In September 2011, Judge Platt of the Romford County Court in his judgement attacked the method in which RSA recovered their costs by putting a subsidiary within the motor claims process to inflate profits. Several insurers are now refusing to pay RSA's requests for payment without sight of the original invoice. On 15 June 2012, RSA Insurance was successful in a High Court ruling; the company said the ruling meant "its practices have been deemed legal and its stance vindicated". Within hours, Allianz Insurance lodged an appeal against RSA. Since then RSA has started to make bilateral agreements, the first announced on 29 June 2012 with Cooperative Insurance.

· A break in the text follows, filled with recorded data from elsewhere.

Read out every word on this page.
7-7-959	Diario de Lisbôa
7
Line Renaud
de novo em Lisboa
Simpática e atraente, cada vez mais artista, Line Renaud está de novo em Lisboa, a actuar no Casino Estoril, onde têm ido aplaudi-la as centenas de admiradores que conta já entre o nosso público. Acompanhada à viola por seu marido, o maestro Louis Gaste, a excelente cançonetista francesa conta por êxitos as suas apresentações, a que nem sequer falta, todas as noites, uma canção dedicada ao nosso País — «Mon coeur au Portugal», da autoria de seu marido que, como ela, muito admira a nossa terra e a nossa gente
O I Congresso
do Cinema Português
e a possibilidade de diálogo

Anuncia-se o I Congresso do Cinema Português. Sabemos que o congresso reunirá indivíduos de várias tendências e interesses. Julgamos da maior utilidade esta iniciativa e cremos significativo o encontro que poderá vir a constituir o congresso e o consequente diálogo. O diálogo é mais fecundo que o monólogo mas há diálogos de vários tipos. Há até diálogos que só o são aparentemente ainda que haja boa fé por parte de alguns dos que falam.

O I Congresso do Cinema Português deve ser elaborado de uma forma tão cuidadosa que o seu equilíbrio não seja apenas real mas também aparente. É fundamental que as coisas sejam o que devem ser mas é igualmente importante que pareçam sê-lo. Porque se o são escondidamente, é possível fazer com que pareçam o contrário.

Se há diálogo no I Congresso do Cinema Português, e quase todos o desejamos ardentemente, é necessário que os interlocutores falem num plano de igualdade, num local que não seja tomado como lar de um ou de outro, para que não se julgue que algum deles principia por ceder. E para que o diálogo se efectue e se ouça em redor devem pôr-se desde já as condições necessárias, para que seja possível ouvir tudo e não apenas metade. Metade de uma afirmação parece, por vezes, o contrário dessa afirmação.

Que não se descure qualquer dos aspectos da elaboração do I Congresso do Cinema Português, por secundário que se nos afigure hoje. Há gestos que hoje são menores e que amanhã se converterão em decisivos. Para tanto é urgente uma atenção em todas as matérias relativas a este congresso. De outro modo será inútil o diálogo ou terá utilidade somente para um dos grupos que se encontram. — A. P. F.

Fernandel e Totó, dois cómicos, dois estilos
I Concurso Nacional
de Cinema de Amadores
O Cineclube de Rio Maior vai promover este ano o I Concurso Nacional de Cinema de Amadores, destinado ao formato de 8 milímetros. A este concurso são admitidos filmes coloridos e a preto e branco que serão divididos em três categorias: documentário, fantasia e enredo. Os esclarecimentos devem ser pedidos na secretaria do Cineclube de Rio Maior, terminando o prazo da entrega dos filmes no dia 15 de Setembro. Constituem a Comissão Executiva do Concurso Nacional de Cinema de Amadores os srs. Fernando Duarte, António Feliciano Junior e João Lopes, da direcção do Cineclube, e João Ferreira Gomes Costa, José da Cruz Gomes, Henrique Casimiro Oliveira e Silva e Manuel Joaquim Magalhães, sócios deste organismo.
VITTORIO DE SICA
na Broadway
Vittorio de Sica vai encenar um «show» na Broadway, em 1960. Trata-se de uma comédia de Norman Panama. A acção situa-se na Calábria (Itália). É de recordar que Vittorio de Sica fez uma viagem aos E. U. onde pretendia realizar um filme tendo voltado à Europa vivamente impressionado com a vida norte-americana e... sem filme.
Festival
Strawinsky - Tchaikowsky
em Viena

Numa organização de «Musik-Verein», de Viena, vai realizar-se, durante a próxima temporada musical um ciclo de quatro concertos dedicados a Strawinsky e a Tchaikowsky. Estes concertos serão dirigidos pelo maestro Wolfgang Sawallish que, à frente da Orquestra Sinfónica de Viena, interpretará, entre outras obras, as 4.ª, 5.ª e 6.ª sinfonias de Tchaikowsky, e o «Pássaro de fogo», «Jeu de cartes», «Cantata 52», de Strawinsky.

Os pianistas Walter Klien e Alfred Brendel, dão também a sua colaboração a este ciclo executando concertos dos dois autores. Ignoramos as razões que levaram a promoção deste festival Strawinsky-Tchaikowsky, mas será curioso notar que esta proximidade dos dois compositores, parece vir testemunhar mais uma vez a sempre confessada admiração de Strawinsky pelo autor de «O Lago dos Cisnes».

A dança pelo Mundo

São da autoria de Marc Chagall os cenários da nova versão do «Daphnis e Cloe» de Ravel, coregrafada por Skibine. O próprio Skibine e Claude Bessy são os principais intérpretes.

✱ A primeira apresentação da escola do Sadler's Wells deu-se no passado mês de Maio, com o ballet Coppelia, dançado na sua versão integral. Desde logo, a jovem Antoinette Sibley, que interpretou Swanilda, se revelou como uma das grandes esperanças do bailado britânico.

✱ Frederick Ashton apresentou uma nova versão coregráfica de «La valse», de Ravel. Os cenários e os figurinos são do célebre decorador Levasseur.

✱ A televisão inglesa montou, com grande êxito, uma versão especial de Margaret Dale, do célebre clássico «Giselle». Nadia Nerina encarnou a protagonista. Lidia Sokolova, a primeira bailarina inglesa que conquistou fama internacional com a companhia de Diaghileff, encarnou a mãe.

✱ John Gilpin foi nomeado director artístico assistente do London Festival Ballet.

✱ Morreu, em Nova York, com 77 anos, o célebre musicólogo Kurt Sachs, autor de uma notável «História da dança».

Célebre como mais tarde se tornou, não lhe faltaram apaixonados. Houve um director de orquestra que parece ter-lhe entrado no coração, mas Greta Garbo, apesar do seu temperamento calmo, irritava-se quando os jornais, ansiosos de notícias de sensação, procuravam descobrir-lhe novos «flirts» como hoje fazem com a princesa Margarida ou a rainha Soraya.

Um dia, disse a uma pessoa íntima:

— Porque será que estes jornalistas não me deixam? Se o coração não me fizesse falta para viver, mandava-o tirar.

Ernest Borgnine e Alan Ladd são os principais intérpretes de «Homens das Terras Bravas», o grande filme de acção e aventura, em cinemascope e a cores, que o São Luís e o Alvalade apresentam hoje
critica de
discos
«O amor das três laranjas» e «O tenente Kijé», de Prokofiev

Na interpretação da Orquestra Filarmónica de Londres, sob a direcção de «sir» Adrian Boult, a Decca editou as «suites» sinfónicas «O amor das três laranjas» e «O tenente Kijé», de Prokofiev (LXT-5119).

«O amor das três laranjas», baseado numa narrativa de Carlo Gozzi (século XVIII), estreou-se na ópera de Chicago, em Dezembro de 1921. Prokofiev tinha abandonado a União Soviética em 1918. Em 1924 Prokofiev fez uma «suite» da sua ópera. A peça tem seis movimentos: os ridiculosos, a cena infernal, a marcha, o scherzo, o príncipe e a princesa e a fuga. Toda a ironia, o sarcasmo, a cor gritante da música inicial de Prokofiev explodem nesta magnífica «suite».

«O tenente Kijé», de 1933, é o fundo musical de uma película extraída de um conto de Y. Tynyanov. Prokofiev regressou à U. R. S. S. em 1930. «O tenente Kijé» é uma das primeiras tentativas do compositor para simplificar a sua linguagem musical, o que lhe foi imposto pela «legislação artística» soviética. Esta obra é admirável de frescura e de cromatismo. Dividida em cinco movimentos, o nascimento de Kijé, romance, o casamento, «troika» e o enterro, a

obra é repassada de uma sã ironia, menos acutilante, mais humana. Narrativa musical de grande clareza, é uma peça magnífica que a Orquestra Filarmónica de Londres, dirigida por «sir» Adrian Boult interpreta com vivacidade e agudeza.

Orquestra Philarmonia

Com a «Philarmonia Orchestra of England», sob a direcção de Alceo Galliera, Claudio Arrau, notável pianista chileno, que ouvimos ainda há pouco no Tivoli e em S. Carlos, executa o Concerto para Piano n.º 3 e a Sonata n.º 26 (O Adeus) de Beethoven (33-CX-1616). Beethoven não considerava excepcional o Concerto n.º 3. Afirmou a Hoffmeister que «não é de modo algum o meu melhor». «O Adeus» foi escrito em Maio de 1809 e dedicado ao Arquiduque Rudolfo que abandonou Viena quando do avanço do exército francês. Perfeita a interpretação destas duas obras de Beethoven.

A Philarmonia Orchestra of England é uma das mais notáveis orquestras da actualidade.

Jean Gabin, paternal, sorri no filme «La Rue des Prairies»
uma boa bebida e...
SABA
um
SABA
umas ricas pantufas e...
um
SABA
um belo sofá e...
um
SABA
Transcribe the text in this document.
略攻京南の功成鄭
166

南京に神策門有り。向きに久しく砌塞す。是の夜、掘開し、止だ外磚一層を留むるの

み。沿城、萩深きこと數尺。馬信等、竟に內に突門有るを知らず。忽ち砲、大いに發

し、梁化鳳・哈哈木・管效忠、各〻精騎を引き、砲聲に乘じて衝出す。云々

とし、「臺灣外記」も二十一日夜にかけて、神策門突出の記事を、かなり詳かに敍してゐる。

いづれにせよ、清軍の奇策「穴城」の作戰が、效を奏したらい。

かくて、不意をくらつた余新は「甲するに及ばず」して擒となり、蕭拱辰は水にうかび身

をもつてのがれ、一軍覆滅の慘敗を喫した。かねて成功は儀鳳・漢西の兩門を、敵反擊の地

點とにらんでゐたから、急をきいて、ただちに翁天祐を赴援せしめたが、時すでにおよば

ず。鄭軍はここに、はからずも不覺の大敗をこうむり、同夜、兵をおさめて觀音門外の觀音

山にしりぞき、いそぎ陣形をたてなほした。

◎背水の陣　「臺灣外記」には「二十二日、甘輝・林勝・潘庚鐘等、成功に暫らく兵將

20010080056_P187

===Hillsborough disaster===
A fatal event at an English FA Cup match, widely known as the Hillsborough disaster, implicated RSA. A human crush resulted in 97 fatalities and 766 injured persons. The Royal Sun Alliance Insurance Company (which, as Sun Alliance, was the insurer for Sheffield Wednesday Football Club in 1989) refused to waive its entitlement to privilege, thus denying the Hillsborough Independent Panel access to its material. Strenuous efforts were made to persuade the company to allow the Panel confidential access to the material, but it maintained its refusal. RSA were entitled to do this as they are under no obligation to release information relating to the amount of compensation paid out to victims and families; in any case the release of that information would not have affected the result on who was to blame for the Hillsborough disaster.